Once the main script is launched, the streaming pipeline can be interacted with through the query REST API endpoint as shown in the jupyter notebook with these Python code snippets.

#send query 
prompt = "Can you describe the scene?"
params = {"query":prompt, "alert":False}
url = f"http://localhost:{port}/query"
response = requests.get(url, params=params)
print(response)
print(response.text)
#send alert. This will be evaluated continuously.  
prompt = "Is there a fire? Answer yes or no."
params = {"query":prompt, "alert":True} #set alert to True to enable continuous evaluation
url = f"http://localhost:{port}/query"
response = requests.get(url, params=params)
print(response)
print(response.text)

You can call this endpoint from the jupyter notebook cells or by running one of the client programs

  • client_cli.py
  • client_gradio.py
python3 client_gradio.py

Gradio Client

python3 client_cli.py

CLI Client

Both client programs will allow you to send queries and alerts to the running streaming pipeline.

Running Headless & Receiving Alerts

In addition to the overlay generation, the VLM responses are also output on a websocket at port 5433 by default.

If you run the pipeline without overlay generation by removing the --overlay flag, then you can still view and receive the VLM output on the websocket.

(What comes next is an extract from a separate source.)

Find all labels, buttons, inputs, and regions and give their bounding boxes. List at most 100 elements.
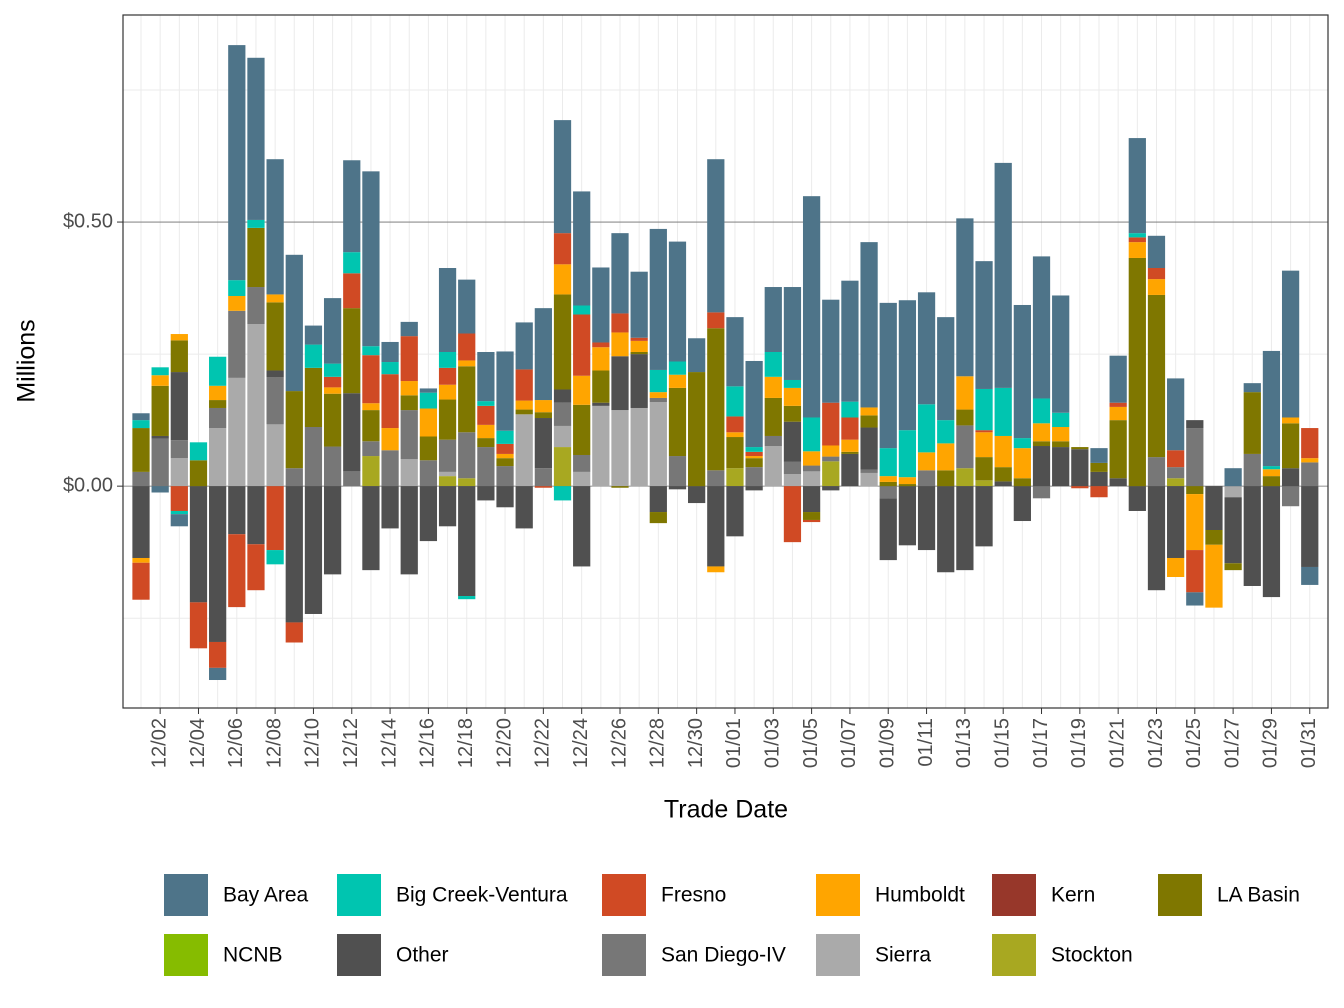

python3 main.py --model https://ai.api.nvidia.com/v1/vlm/nvidia/neva-22b --video_file "video.mp4" --api_key "nvapi-123" --loop_video

The websocket output can be viewed by running the websocket_listener.py script.

python3 websocket_listener.py "ws://localhost:5433"

The websocket output can be integrated with other scripts and services to take some action based on the VLM alert output.